How it stacks up against what we'd done before

Honest comparison: our prior agent stuff was raw Python plus LLM API calls. You write the orchestration. You own the state dict. You serialize everything. The graph of your system only exists in your head. Jac ate a lot of that. The graph is an actual language construct instead of a thing you fake with dictionaries. State persistence is the default instead of a database you bolt on after. The model boundary is by llm instead of forty lines of request building and response parsing. We're not going to tell you it was effortless. Scroll back up to the friction. But the program ended up shaped a lot more like the problem than any of our Python prototypes ever did.

What we actually shipped

A persistent Jac graph of a repo (files, imports, dependencies, tests, docs) built deterministically.
System 1: review walkers for security, compatibility, and blast radius, merged into one risk verdict.
System 2: the autonomous dependency pipeline. Manifest diff, rule based risk classification, sandbox run, deterministic fix, auto fix PR, Discord alert. Persistent incident state, and idempotency so retries don't spew duplicate PRs.
Deterministic helpers (manifest parsing, name normalization, risk rules, fix inversion) under test. jac test tests/test_system2.jac, 10 passing.
A maintainer and contributor frontend, also in Jac, same project.

The honest part: the sandbox is local subprocess instrumentation for npm and pip right now, not a fully wired cloud microVM, and some of the dashboard still runs on demo data. We left those seams visible on purpose. Hackathon polish shouldn't quietly become a lie.

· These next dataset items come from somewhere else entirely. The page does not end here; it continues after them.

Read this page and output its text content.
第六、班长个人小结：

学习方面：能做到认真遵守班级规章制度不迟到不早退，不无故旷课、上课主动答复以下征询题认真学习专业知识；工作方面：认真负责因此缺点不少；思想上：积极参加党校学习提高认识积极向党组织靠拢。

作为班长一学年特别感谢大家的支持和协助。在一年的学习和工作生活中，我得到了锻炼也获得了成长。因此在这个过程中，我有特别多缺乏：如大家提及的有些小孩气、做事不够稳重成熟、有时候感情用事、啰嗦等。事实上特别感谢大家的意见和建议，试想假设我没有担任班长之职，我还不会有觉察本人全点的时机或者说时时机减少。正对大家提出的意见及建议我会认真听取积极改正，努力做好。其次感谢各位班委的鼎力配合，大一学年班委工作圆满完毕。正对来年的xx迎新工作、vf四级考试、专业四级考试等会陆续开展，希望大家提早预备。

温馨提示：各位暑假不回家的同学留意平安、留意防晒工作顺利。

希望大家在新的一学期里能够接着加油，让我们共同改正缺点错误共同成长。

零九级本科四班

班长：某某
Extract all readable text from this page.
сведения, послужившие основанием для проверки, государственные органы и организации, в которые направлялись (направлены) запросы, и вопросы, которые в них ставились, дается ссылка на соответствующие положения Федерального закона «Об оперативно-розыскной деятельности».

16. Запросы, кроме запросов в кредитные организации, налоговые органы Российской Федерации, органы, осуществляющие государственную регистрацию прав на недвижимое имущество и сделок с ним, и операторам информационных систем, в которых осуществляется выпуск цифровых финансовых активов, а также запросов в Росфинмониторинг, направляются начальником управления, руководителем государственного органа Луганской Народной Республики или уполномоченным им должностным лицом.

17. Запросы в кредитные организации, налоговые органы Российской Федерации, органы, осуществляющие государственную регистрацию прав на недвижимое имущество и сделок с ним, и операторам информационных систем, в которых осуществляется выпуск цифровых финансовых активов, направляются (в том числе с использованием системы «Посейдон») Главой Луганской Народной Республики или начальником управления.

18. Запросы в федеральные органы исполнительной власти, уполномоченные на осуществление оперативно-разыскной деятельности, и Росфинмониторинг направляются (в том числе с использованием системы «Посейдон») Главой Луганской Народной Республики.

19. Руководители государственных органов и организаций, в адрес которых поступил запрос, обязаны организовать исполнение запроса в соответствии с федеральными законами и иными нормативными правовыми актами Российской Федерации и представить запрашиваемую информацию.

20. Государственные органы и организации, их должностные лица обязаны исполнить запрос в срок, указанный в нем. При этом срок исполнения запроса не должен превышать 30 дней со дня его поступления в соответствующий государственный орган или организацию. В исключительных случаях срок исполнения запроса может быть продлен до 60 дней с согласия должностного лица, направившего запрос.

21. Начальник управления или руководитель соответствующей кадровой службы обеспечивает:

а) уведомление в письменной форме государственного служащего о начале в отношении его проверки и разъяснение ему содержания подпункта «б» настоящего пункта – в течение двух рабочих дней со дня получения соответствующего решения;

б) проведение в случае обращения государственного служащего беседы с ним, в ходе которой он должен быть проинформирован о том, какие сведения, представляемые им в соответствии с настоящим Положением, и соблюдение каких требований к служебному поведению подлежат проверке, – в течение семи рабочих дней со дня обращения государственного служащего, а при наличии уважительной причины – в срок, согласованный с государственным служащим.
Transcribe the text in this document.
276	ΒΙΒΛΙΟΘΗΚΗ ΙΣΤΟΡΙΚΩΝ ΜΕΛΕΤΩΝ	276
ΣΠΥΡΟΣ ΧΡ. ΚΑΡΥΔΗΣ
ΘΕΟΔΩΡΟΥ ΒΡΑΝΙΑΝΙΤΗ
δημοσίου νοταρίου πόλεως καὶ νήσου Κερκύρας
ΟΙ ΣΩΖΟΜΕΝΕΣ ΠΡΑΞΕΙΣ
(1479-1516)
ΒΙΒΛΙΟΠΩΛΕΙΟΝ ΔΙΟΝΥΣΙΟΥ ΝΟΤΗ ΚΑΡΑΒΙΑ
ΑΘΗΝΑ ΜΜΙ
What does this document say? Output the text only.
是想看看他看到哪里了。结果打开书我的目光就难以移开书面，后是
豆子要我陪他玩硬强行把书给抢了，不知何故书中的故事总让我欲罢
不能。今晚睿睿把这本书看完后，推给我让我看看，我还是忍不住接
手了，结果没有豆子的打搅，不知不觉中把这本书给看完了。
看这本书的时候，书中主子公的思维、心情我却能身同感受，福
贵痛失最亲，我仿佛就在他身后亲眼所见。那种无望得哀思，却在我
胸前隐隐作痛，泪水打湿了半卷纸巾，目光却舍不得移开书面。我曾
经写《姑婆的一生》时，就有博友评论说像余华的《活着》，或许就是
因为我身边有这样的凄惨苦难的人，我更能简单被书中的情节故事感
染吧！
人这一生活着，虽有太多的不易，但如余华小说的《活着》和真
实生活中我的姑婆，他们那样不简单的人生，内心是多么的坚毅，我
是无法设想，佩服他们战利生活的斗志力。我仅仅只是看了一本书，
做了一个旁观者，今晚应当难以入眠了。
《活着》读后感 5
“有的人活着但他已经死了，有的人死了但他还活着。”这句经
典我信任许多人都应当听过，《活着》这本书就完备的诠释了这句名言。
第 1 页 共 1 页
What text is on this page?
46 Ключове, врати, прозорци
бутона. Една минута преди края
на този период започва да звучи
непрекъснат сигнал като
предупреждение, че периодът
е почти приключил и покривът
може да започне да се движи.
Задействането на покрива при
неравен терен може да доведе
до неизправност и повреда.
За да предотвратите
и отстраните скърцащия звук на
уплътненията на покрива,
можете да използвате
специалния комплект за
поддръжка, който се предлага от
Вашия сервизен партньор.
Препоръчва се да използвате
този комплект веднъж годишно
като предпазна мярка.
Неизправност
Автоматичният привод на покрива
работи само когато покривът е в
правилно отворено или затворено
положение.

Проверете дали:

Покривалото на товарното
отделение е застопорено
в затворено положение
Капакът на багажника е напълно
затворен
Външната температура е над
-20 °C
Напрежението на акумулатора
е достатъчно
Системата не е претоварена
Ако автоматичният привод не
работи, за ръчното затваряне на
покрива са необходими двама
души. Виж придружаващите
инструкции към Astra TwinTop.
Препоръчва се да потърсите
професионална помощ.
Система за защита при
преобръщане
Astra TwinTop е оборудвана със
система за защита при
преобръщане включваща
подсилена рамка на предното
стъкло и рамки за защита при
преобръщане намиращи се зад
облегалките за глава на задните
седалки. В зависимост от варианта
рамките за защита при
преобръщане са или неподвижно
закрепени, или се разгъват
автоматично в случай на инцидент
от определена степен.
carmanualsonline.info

Demo: https://www.youtube.com/watch?v=ZN0UVnNUpRs

Repo: https://github.com/ayushmk7/GhostWatch

Would we use Jac again?

For an agentic system over structured data, yeah, and faster next time. The walker over a graph thing fit a code defense problem so well that most of our arguing was about the actual security logic, not plumbing. The friction was real but it was front loaded into the first few hours of a brand new language. After that it mostly got out of the way. And for a weekend build that had to cover a graph backend, an autonomous pipeline, and a frontend, keeping it all in one stack was the difference between a cool idea and a thing we could stand up and demo.